Hee. Sometimes the line between 'classic literary character' and 'unabashed Mary Sue' is very fine indeed. I suppose the moral of the story is that you must be an unusually gifted writer to pull off an unusually gifted character.

Uncertainty and Doubt



I put my blogroll back up and added some blogs to it. We'll see if they stay interesting.



I also finally found out where a lot of folks I know have been hanging out on Livejournal. In a way I'm glad to know this, but I also feel a bit left out that I had to find them myself. OTOH, I still don't really want to get on LJ -- to me there's something creepy about all the different levels of access and relying on someone else to give you a code. It smacks of junior high, when indeed I could feel lucky if I was just being left out instead of actively persecuted for the crime of being me.



But on the gripping hand, I really don't know if I want to be hanging out with all the folks I know. They're nice people, but the deep differences between them and I keep becoming more and more apparent. I get tired of all the casual insults and nasty jokes about people in my political party, when I don't ever say anything derogatory about theirs. There are dramatic differences in what we think is ethical behavior on many other topics, as well. Many of them are part of religions I honestly can't respect, and I get the feeling they don't really respect mine. We still have a lot of common ground in our feelings about music and literature, but...I always thought I'd keep growing closer to my old friends, not grow further apart.
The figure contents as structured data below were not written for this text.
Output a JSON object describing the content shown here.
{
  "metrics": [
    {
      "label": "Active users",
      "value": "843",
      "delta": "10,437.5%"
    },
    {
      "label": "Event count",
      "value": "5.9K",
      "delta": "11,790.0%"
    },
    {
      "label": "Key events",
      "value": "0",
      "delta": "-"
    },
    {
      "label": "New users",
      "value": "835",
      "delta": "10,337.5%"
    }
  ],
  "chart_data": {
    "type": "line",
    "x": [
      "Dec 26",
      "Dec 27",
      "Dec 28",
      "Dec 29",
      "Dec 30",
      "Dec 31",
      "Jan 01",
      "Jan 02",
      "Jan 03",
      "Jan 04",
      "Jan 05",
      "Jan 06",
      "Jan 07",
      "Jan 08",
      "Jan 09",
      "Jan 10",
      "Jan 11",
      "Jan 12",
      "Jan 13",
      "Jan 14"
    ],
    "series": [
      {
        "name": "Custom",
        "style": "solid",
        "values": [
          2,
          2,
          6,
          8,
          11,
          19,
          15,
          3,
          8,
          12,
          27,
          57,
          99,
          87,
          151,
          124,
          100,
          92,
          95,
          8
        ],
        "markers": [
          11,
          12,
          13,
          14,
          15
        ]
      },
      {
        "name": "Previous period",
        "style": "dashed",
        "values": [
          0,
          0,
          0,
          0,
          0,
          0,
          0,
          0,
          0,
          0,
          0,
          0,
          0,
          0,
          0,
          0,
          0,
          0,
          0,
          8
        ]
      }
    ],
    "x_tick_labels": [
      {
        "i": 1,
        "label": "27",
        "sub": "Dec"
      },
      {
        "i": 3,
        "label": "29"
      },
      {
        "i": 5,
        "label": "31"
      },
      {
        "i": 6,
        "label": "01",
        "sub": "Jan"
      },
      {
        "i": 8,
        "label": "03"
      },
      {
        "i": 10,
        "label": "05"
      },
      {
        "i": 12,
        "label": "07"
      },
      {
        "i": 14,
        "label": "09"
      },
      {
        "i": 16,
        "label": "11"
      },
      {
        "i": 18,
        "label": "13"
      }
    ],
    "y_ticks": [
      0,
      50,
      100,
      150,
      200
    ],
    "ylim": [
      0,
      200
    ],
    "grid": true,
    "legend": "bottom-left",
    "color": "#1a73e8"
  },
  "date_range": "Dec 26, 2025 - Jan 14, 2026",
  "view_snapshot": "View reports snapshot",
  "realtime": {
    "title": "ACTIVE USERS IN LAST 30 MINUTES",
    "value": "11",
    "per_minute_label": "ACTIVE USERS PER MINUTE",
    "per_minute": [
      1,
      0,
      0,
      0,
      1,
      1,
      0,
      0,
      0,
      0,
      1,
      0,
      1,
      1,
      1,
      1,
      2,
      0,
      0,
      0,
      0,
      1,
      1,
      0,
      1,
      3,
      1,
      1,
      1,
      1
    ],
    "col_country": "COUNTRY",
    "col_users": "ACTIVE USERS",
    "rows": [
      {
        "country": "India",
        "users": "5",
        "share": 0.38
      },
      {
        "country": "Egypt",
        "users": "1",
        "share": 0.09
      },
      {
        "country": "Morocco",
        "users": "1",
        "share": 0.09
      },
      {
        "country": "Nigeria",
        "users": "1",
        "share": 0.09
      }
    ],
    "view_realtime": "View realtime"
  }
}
I know I have a tendency to take offense easily and to be paranoid. I keep working on it. But I do wish I had more friends (other than my Constant Reader!) who shared my tastes and my morality, too. I want to be able to stop biting my tongue.

Monday, December 29, 2003

Adventures in Hymnwriting Again!



I guess this is sort of an offertory hymn. Mostly I wrote it because I felt I was neglecting the sacrifice angle of the Eucharist. I don't think I really got into that enough, but...I freely admit that I don't understand the theology as much as I should. Sacrifices on altars are just not something my liturgical experience has been aimed at presenting -- and it seems to me that this is the sort of thing that comes across better as a picture or in other nonverbal ways. So this is pretty much groping in the dark. (sigh)




What Can We Give You, God?
Lyrics and Music: Maureen S. O'Brien, 12/28/03

What can we give You, God, when You have everything?
You made the burning stars; You made the sparrow's wing.
You made the grain and grapes, and it's by Your design
That heat exists to bake, or yeast can make juice wine.

We bring these gifts to You, though they're not really ours,
As children of a gard'ner might pick him his flowers.
We know You just want humble, sorry hearts that serve,
But we can't even love You, Lord, as You deserve.

Once You asked Abraham to give You back his son,
But then You stopped his knife before he had begun.
You gave him for his sacrifice a thorn-caught ram;
To us You gave Your only son, a thorn-crowned Lamb.

Who makes such sacrifice, has so much love to give?
You gave Yourself to us, came here to work and live
And teach and heal and feed us, and, for us, You died --
Your gifts can put to shame all of our wealth and pride.

Since there's no fitting gift that we can ever bring,
Please make this bread and wine the Lamb worth offering.
Your flesh and blood's the gift that is the most fitting
To give to You, o God who gave us everything.